Sepuluh tahun lalu, Pada penelitian Fase I Tim telah mengumpulkan sejumlah sampel feses anak usia sekolah dari 5 negara, antara lain China, Jepang, Thailand, Taiwan, dan Indonesia. Pada setiap negara, tim mengumpulkan sampel dari daerah perkotaan dan pedesaan. Hasilnya menunjukkan bahwa Gut Microbiota anak-anak Asia Timur jauh berbeda dari anak-anak Asia Tenggara yang masing-masing didorong oleh Bacteroides-Bifidobacterium dan Provotella. Tim juga menyelidiki lebih lanjut anak-anak Mongolia, Korea dan Filipina. Ditemukan bahwa Mongolia dikategorikan dalam tipe anak-anak Asia Tenggara, sedangkan Korea dikategorikan dalam tipe Asia timur. Saat itu belum ditemukan faktor yang mempengaruhi kedua tipe tersebut sehingga belum bisa diambil kesimpulan. Akan tetapi, modern high fat diet di masa modern menjadi salah satu indikasi. Dalam satu dekade terakhir, kebiasaan makan pada anak-anak di setiap negara seharusnya telah berubah yang tentunya akan mengubah Gut Microbiota-nya. Asumsi ini membuat Tim termotivasi untuk mengumpulkan sampel Gut Microbiota anak usia sekolah yang saat ini sudah melewati satu dekade dari studi fase I. Penelitian ini menjadi studi penting untuk melihat perubahan global terhadap Gut Microbiota setelah hilangnya pola makan tradisional.

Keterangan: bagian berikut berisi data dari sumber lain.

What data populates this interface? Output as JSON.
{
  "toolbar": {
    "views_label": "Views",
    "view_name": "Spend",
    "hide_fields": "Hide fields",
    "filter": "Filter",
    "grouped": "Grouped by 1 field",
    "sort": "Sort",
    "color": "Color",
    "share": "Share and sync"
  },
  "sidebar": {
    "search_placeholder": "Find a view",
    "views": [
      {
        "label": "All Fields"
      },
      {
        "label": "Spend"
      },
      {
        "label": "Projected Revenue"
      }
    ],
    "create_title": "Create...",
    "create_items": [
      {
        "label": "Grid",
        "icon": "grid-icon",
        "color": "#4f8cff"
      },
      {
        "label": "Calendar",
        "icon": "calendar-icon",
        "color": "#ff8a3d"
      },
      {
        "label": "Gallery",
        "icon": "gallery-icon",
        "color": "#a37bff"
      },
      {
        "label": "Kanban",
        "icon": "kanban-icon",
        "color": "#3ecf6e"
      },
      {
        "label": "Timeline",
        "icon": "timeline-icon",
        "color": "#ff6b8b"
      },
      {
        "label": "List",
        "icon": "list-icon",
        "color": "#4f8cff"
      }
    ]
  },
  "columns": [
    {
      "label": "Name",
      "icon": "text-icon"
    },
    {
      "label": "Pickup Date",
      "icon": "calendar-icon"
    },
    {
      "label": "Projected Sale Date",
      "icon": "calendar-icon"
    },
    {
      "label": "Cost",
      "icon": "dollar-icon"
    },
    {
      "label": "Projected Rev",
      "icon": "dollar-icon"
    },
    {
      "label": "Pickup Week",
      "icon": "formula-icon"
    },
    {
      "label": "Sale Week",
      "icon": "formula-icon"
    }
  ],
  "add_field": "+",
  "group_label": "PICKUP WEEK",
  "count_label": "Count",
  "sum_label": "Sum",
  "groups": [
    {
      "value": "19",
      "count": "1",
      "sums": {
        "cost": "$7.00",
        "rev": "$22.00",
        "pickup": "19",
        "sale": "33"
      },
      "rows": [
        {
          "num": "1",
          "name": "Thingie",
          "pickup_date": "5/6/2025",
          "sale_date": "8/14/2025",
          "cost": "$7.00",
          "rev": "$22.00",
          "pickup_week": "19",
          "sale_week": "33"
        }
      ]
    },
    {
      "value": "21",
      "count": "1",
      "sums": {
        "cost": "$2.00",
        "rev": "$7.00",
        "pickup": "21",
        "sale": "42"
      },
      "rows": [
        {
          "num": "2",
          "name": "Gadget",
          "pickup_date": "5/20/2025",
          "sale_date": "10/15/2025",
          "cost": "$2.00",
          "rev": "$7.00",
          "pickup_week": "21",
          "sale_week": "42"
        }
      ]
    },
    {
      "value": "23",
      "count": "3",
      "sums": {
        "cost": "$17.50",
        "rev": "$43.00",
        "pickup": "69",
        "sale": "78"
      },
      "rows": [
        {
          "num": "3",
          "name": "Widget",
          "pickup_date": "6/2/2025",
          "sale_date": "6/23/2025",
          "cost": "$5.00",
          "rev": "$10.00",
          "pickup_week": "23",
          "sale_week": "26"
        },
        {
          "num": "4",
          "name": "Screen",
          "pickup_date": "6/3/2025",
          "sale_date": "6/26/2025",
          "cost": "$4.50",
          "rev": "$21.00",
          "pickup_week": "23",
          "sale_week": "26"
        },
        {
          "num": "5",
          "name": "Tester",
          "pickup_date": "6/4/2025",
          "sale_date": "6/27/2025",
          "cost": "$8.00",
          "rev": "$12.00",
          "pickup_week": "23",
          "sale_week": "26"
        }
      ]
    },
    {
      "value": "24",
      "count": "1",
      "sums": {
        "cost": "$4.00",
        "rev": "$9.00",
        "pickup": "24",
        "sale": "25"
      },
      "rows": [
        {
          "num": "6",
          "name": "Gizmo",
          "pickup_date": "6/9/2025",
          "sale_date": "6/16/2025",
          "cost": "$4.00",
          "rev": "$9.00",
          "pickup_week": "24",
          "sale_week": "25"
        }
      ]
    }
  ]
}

Adapun data yang diambil meliputi 16S rRNA amplicon, SCFA profile, Bile acid profile, dan FQQ. Pengambilan sampel masing masing sejumlah 50 orang dilakukan di tempat yang sama seperti sebelumnya, antara lain
1. Jepang: Tokyo dan Fukuoka
2. Thailand: Kon Kaen dan Bangkok
3. Indonesia: Yogyakarta dan Bali
4. Filipina: Ormoc dan Baybay
Pada fase IV, Tim telah mengumpulkan sampel feses dari sejumlah pasien obesitas dan Type 2 Diabetes (T2D) dari Indonesia, Mongolia, dan Filipina. Ditemukan kecenderungan umum pada ketiga negara ini, yaitu disbiosis usus pada pasien obesitas yang mungkin disebabkan oleh diet tinggi lemak, dan pergeseran enterotipe dari tipe Prevotella ke tipe Bacteroides pada pasien T2D yang kemungkinan didorong oleh pergeseran dari pola makan tradisional ke pola makan modern yang cenderung mempengaruhi orang untuk terkena diabetes. Dalam studi di Indonesia, terdapat hal menarik terkait obesitas dan T2D dimana ditemukannya beberapa ciri ciri bakteri, seperti, Bacteroides fragilis dan Romboutsia sp. untuk kedua tipe, T2D dan obesitas. Kami juga menemukan sisa sisa metabolit, yaitu asam ursodeoxycholic terkonjugasi (TUDCA dan GUDCA) dimana hal ini menjelaskan perkembangan T2D yang dipicu oleh Gut Microbiota. Dalam studi Mongolia karena kurangnya sampel kontrol yang sehat, dilakukan pembandingan parameter Gut Microbiota antara pasien obesitas non-T2D dan pasien T2D obesitas. Ditemukan bahwa pasien T2D obesitas memiliki lebih sedikit SCFA dalam feses, dan TUDCA lebih sedikit sama dengan pasien T2D Indonesia. Dari hasil tersebut, dapat dibahas hubungan Gut Microbiota dengan penyakit metabolik. Namun, saat ini masih terlalu awal untuk menyimpulkan karena data yang didapatkan saat ini baru mengisi sebagian saja dari teka-teki besar jaringan kompleks Gut Microbiota dan penyakit metabolik. Untuk menangkap secara utuh teka-teki ini, diperlukan studi observasi lanjutan pada skala yang lebih besar sambil melakukan studi tingkat molekuler. Jadi, diperlukan lebih banyak upaya untuk mengumpulkan sampel dari pasien obesitas, T2D, dan mungkin pasien penyakit lainnya diminta dalam CCP kali ini. Prosedur pengambilan sampel akan sama dengan studi Fase IV yang sudah pernah dilakukan.
Pada Core to Core Program (CCP) kali ini, Prof. Dr. Jiro Nakayama dari Universitas Kyusu, Jepang bersama dengan Tim Peneliti Gut Microbiota PUI-PT Probiotik berfokus untuk mempelajari variasi Gut Microbiota dari masing masing orang di negara negara tersebut dengan tujuan untuk mempelajari lebih dalam Gut Microbiota dalam mencerminkan kebiasaan diet di setiap negara, serta variasinya di dalam negara yang mungkin mencerminkan kebiasaan diet yang berubah, khususnya di wilayah perkotaan. Hal ini sebagai lanjutan penelitian fase I dan Fase IV yang sudah dilakukan.